Control mapping is the process of linking internal policies and technical controls to external requirements such as NIST or ISO 27001. For identity programmes, it turns access reviews, rotation, and offboarding into evidence that can be tested, reported, and audited.
Expanded Definition
Control mapping translates a policy obligation into a testable control, then ties that control to evidence, ownership, and review cadence. In NHI programmes, it connects lifecycle tasks such as provisioning, rotation, access reviews, and offboarding to requirements from NIST Cybersecurity Framework 2.0 or ISO-style audit expectations.
For identity teams, the value is not the spreadsheet itself. The value is traceability: knowing which service account rule satisfies which requirement, who approved it, what telemetry proves it, and when it was last tested. That is why control mapping is often paired with governance reporting and evidence collection in the Ultimate Guide to NHIs — Standards. Definitions vary across vendors, but the practical meaning is consistent: a control is only useful if it can be demonstrated, not merely declared.
The most common misapplication is treating control mapping as a compliance checklist, which occurs when teams map policies once and never verify that the underlying NHI process still produces current evidence.
Examples and Use Cases
Implementing control mapping rigorously often introduces documentation overhead, requiring organisations to weigh auditability against the operational cost of maintaining evidence for fast-changing identities.
- Mapping API key rotation to a written security standard, then proving rotation through vault logs and change tickets.
- Linking quarterly access reviews for service accounts to NIST Cybersecurity Framework 2.0 governance outcomes, so reviewers can test whether privileged access is still justified.
- Connecting offboarding controls to the Ultimate Guide to NHIs — Standards guidance on lifecycle management, especially where secrets remain active after workloads are retired.
- Using a control map to show that secrets are stored in a managed vault, with alerts for drift when credentials appear in code or CI/CD pipelines.
- Separating one control for approval from another for enforcement, so RBAC reviews and JIT elevation are not mistaken for the same safeguard.
Why It Matters in NHI Security
Control mapping is where NHI governance becomes defensible. Without it, organisations cannot show whether a control exists, whether it works, or whether it addresses the right risk. That creates blind spots around access reviews, privilege creep, secret sprawl, and failed offboarding, especially in environments with many service accounts and AI agents.
This is not a theoretical problem. NHI Mgmt Group research shows that Ultimate Guide to NHIs — Standards found only 20% of organisations have formal processes for offboarding and revoking API keys, and even fewer have procedures for rotating them. That gap matters because a control map only has value if the mapped control is actually operating. The same logic applies when aligning with NIST Cybersecurity Framework 2.0: identification, protection, detection, response, and recovery all need evidence, not assumptions.
Practitioners usually feel the need for control mapping after an audit failure, a leaked secret, or a compromised service account forces them to explain not just what should have happened, but what was provable at the time.
Standards & Framework Alignment
This section maps relevant standards and security frameworks to the operational risks and controls described in this guidance.
OWASP Non-Human Identity Top 10 address the attack and risk surface, while NIST CSF 2.0 and NIST Zero Trust (SP 800-207) set the governance and control requirements practitioners need to meet.

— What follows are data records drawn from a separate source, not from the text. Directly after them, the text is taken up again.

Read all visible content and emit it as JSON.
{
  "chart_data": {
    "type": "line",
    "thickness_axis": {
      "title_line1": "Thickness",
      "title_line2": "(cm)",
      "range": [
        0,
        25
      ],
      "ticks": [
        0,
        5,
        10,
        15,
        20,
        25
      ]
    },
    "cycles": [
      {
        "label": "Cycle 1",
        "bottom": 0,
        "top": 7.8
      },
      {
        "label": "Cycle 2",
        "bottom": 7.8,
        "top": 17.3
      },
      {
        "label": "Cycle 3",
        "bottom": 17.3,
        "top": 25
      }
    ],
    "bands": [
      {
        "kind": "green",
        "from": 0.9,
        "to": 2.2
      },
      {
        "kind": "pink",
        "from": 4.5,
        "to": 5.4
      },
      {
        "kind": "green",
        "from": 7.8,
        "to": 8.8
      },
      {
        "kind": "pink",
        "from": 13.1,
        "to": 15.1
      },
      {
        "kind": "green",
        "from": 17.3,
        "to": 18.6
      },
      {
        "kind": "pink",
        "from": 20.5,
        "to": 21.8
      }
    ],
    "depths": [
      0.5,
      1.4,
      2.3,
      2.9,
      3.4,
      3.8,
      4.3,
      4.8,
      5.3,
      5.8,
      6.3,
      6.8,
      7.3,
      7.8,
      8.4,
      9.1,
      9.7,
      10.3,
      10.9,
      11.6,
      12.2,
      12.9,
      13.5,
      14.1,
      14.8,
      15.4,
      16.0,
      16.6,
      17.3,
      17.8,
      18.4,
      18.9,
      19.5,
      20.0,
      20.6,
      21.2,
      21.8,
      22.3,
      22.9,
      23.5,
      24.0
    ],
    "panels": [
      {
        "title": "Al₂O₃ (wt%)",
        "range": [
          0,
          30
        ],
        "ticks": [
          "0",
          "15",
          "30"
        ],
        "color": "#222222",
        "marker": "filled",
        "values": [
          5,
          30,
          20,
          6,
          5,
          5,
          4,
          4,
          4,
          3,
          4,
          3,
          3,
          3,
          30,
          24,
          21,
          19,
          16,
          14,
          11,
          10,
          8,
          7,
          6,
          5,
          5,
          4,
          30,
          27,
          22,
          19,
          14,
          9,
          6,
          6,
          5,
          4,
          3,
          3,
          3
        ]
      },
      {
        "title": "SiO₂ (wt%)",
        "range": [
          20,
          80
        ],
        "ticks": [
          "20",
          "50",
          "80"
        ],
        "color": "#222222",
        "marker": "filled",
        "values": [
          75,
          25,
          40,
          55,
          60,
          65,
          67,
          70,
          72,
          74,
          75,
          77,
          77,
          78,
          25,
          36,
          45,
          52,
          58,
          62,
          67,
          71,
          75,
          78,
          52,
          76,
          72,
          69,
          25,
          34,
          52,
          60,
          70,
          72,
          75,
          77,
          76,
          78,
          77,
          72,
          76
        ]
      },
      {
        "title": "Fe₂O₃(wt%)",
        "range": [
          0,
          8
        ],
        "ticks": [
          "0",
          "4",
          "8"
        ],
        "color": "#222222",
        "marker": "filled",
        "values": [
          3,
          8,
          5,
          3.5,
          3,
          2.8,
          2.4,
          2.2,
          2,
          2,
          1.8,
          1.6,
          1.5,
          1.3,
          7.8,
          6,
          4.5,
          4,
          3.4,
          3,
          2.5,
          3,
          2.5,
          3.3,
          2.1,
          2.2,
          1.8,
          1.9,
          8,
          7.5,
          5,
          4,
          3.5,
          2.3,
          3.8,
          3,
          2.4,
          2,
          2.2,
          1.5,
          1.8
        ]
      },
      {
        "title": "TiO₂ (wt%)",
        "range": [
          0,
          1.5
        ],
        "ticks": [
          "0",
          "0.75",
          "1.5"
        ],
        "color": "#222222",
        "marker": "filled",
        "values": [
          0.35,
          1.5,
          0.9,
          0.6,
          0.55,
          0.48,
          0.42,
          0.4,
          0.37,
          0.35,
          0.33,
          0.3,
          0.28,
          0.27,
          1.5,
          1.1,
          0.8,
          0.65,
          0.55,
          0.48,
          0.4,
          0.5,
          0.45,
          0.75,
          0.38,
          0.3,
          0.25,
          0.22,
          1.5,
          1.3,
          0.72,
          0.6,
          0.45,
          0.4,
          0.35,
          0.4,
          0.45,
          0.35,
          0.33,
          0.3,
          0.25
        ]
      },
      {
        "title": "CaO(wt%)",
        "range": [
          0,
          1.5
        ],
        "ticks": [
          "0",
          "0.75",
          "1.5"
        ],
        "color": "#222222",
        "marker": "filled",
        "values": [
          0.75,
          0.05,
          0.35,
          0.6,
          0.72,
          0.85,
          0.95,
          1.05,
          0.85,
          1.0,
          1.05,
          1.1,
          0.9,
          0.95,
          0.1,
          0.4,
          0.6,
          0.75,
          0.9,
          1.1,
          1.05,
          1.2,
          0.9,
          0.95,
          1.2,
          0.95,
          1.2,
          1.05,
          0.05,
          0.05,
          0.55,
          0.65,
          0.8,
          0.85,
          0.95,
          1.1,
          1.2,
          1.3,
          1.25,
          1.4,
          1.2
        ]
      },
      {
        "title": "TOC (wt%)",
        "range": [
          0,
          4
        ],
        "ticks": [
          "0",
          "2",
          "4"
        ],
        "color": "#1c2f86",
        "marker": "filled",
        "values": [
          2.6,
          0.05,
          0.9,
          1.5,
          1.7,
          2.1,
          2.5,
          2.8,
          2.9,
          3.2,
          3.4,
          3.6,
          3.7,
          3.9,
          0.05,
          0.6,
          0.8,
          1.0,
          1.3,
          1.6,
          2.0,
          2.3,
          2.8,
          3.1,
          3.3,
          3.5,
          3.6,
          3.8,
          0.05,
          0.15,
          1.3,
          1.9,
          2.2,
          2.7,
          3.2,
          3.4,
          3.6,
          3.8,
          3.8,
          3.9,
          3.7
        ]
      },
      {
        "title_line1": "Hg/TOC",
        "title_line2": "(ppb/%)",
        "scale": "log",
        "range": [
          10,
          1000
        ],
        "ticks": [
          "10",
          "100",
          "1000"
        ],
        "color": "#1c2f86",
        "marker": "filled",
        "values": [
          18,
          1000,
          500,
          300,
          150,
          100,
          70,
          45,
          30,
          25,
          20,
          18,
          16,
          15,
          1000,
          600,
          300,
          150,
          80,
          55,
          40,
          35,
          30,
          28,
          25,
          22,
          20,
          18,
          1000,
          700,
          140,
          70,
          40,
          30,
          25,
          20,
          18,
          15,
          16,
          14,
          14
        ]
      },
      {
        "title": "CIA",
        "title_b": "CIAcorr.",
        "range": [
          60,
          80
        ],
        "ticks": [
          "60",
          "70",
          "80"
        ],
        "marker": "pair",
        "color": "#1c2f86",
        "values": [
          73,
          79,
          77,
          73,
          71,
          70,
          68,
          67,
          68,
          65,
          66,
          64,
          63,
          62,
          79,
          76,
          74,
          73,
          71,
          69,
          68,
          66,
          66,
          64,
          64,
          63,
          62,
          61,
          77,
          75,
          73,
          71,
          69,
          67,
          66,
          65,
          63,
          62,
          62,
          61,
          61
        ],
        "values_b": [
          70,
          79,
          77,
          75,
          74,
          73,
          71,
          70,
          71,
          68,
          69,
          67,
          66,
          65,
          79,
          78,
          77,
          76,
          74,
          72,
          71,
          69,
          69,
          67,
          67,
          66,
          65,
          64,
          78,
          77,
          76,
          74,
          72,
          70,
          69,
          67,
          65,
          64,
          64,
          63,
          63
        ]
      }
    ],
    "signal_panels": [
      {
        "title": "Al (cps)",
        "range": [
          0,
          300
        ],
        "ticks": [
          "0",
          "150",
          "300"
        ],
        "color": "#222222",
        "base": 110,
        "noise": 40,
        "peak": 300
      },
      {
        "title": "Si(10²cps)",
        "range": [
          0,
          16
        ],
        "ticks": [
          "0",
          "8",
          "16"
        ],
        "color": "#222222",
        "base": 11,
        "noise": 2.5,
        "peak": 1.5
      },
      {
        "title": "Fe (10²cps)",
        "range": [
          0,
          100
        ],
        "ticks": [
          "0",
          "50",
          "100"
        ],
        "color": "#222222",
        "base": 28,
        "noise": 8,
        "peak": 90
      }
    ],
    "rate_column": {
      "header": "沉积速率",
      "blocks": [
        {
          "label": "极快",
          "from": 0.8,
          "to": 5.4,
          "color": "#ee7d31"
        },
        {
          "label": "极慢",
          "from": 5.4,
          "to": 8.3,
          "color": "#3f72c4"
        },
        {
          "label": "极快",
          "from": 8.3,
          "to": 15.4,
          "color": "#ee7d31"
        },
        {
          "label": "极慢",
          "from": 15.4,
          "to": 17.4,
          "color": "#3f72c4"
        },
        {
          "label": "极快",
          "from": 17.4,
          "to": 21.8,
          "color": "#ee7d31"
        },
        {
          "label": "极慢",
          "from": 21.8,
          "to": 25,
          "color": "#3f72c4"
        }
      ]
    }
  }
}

| Framework | Control / Reference | Relevance |
|---|---|---|
| OWASP Non-Human Identity Top 10 | NHI-02 | Addresses improper secret handling and lifecycle gaps in non-human identities. |
| NIST CSF 2.0 | GV.OC-01 | Governance outcomes require traceable controls and evidence for cybersecurity objectives. |
| NIST Zero Trust (SP 800-207) | Zero Trust depends on continuously verified access, not assumed entitlement. |
Tie each mapped identity control to a clear governance objective and maintain testable evidence.